Torna-se imprescindível analisar, precipuamente, que a educação inclusiva permeia a superação das diferenças e possibilita um ambiente com ausência de preconceitos ou esteriótipos pré concebidos. Contudo, essa educação não é efetivada pelas instituições escolares, uma vez que tal agente transfere a responsabilidade do ensino inclusivo às famílias, as quais, por sua vez, devolvem a função às escolas. Nesse cenário, fecha-se um ciclo inerte e sem valor educacional, contribuindo para a formação de sujeitos que priorizem a estética da perfeição e disseminem a inferiorização dos indivíduos que não se encaixam no pseudo patamar do belo. Consoante a Francis Bacon, é preciso criar oportunidades e não somente transformá-las. Em contrapartida, percebe-se a negligência das escolas em engendrar oportunidades que viabilizem uma mudança efetiva em prol das coletividades desfavorecidas.

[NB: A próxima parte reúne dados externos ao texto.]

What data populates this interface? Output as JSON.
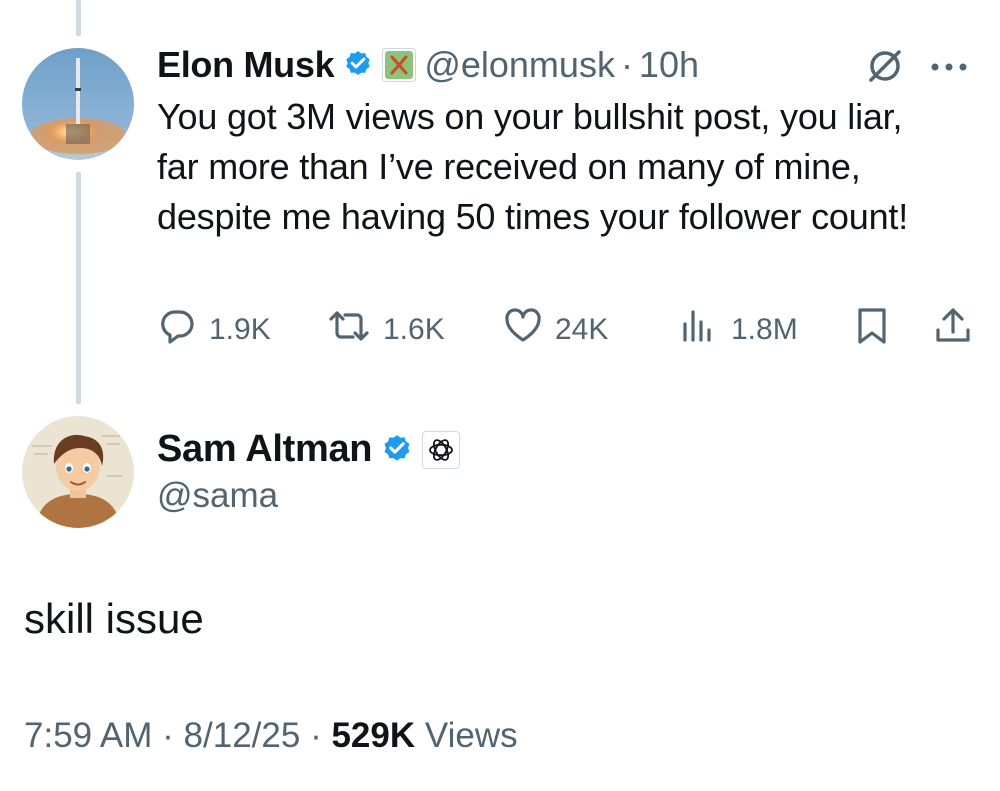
{
  "colors": {
    "text": "#0f1419",
    "secondary": "#536471",
    "verified": "#1d9bf0",
    "thread_line": "#cfd9de"
  },
  "parent": {
    "display_name": "Elon Musk",
    "handle": "@elonmusk",
    "separator": "·",
    "time": "10h",
    "text": "You got 3M views on your bullshit post, you liar, far more than I’ve received on many of mine, despite me having 50 times your follower count!",
    "stats": {
      "replies": "1.9K",
      "reposts": "1.6K",
      "likes": "24K",
      "views": "1.8M"
    },
    "icons": [
      "verified-badge-icon",
      "x-affiliation-icon",
      "grok-icon",
      "more-icon",
      "reply-icon",
      "repost-icon",
      "like-icon",
      "views-icon",
      "bookmark-icon",
      "share-icon"
    ]
  },
  "reply": {
    "display_name": "Sam Altman",
    "handle": "@sama",
    "text": "skill issue",
    "time": "7:59 AM",
    "date": "8/12/25",
    "separator": "·",
    "views_count": "529K",
    "views_label": "Views",
    "icons": [
      "verified-badge-icon",
      "openai-affiliation-icon"
    ]
  }
}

Faz-se mister ressaltar, ainda, que o investimento do Governo, no que tange à criação de medidas que evitem o capacitismo e promovam a inclusão de pessoas com deficiência, é exíguo. Segundo um artigo publicado pela revista ‘‘Estudos Nacionais’’, em março de 2019, cerca de 30% da verba pública é desviada para setores de menor importância social. Nesse viés, na maioria das vezes, o capital que deveria ser destinado à campanhas de superação do preconceito e de ações que beneficiem a parcela desfavorecida é transferido para áreas econômicas menos relevantes. Destarte, a ignorância continua a refletir no âmbito hodierno e tende a perpetuar ao longo das gerações, possibilitando o aumento exponencial dos atos de capacitismo. Logo, medidas devem ser insulfladas com veemência.
Evidencia-se, diante do olhar físico de Isaac Newton, que um corpo tende a permanecer na inércia se uma força externa não lhe for aplicada. Portanto, urge uma parceria entre o Ministério da Educação e Poder Público, promovendo a desmistificação da incapacidade de pessoas com deficiência e inserindo o ensino inclusivo em currículo escolar, por meio de peças teatrais, debates ou palestras que demonstrem a igualdade de tratamento e equidade de tarefas que devem ser efetivadas, com o intuito de remover nomes perjorativos e garantir a valorização das demais formas de deficiência. Assim, a teoria contratualista de Rousseau atingirá a reciprocidade.